No corpo, são realizadas instruções de professores para futuros membros da comunidade da saúde na graduação – na pós, ocorre a realização de pesquisas. As dissecações são realizadas de acordo com a necessidade da aula – abre-se para ver o coração, pulmão, estômago e demais órgãos.
Como doar?
Por ser um gesto de grande altruísmo e até pouco difundido no Brasil, a doação de corpos é bastante valorizada pelas faculdades. A Santa Casa, por exemplo, costuma realizar missas em memórias dos doadores. Nestes eventos, toda a comunidade da faculdade comparece para prestar respeito a estes doadores – as famílias dos doadores também são convidadas.
Para doar, o interessado primeiro precisa entrar em contato com a instituição beneficiária – a USP diz ter “cada vez mais doadores”, enquanto a Santa Casa clama pela necessidade de mais doadores, como outras instituições nacionais. O processo, contudo, é diferente em regiões diversas do Brasil.

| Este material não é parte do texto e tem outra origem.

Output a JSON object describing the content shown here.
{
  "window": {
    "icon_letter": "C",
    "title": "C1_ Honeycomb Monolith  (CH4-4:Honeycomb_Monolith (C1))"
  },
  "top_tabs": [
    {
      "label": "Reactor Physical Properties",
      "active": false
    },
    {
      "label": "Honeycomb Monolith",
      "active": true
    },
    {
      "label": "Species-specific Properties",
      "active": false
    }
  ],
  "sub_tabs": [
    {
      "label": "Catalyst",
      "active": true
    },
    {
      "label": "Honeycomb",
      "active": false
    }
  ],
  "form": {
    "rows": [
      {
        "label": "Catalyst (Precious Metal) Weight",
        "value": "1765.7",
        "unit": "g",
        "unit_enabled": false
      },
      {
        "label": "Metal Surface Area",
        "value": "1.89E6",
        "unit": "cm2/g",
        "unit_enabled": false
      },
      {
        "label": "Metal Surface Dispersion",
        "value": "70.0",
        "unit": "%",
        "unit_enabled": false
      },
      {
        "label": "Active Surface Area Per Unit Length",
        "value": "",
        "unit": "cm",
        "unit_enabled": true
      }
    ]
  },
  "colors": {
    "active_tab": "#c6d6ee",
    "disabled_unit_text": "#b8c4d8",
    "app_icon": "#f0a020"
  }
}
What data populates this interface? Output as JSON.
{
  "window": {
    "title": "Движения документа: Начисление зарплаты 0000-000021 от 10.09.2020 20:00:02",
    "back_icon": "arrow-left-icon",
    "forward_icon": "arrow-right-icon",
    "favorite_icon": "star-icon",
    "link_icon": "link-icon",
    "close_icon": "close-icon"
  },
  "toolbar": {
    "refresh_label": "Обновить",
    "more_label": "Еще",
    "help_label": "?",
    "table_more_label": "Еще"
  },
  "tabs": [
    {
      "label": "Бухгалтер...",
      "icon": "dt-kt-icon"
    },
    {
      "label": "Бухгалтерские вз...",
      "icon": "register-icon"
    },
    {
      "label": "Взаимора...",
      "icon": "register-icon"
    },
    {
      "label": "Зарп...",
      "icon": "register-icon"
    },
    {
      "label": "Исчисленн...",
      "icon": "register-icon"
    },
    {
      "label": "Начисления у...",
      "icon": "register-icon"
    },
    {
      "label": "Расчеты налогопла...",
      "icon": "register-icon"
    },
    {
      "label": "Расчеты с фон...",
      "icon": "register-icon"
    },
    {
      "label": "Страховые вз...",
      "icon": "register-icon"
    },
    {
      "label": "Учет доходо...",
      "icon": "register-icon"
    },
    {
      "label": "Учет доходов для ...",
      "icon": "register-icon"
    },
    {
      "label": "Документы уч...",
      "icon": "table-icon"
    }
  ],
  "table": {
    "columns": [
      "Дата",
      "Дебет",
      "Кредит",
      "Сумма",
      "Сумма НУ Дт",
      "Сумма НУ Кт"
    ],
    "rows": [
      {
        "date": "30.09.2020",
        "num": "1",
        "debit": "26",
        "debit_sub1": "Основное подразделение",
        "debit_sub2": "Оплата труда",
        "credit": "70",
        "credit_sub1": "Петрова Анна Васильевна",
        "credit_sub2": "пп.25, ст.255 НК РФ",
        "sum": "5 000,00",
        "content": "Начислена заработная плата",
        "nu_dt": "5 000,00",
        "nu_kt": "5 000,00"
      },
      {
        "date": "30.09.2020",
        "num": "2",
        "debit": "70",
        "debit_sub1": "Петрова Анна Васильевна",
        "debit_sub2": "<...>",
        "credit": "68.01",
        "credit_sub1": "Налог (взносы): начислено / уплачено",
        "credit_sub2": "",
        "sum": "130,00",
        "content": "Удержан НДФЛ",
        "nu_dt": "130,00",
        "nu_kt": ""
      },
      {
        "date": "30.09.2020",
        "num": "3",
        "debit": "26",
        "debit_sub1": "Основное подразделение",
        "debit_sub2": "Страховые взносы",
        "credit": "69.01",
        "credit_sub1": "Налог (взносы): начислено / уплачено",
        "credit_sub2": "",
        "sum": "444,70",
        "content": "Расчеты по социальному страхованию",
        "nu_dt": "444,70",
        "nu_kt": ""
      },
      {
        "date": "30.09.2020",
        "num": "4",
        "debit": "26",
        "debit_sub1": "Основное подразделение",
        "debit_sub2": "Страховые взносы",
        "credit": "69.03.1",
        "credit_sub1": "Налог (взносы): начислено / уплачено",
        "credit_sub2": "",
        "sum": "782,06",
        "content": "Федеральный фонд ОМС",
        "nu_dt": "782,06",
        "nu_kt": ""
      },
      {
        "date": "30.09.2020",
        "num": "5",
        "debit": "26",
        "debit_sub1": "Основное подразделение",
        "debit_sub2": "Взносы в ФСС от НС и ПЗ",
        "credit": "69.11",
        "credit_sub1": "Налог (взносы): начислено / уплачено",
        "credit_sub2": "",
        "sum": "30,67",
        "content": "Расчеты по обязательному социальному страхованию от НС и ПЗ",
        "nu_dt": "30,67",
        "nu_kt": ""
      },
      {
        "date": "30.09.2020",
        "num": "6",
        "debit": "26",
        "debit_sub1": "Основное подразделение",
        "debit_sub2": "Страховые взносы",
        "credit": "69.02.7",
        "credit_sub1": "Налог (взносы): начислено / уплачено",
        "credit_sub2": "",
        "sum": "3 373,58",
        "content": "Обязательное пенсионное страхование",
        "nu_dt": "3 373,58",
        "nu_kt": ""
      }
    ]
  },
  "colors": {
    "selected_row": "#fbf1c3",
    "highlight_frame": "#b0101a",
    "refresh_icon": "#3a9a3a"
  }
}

“No Brasil existe uma legislação que não são todos que conhecem, por isso a cultura de doar corpos não é muito difundida e o número é muito pequeno diante da necessidade para estudo e pesquisa. Existem Estados em que eles próprios centralizam a doação de corpos, como no Rio Grande do Sul e Nordeste. Aí a documentação vai para esse centro, que depois recebe o corpo e vai distribuir conforme necessidades de instituições. Em São Paulo, tem que ser direto na instituição”, explica Barros.
O processo tem que ser feito, obviamente, enquanto o doador está vivo – um familiar não pode decidir doar o corpo de um parente após a morte dele. O interessado terá que preencher formulários normalmente dispostos em sites de faculdades, reconhecer firma e levar ou para o centro de sua cidade ou a instituição desejada.
As instituições não discriminam o estado do corpo após a morte – podem até receber até apenas um órgão ou uma parte amputada, como uma mão. É vital ainda avisar os familiares de sua vontade para eles saberem o que fazer após sua morte – o parente, contudo, não é obrigado a cumprir essa intenção. Os procedimentos como velório são realizados normalmente – o corpo só seguirá para a instituição de doação em vez do cemitério.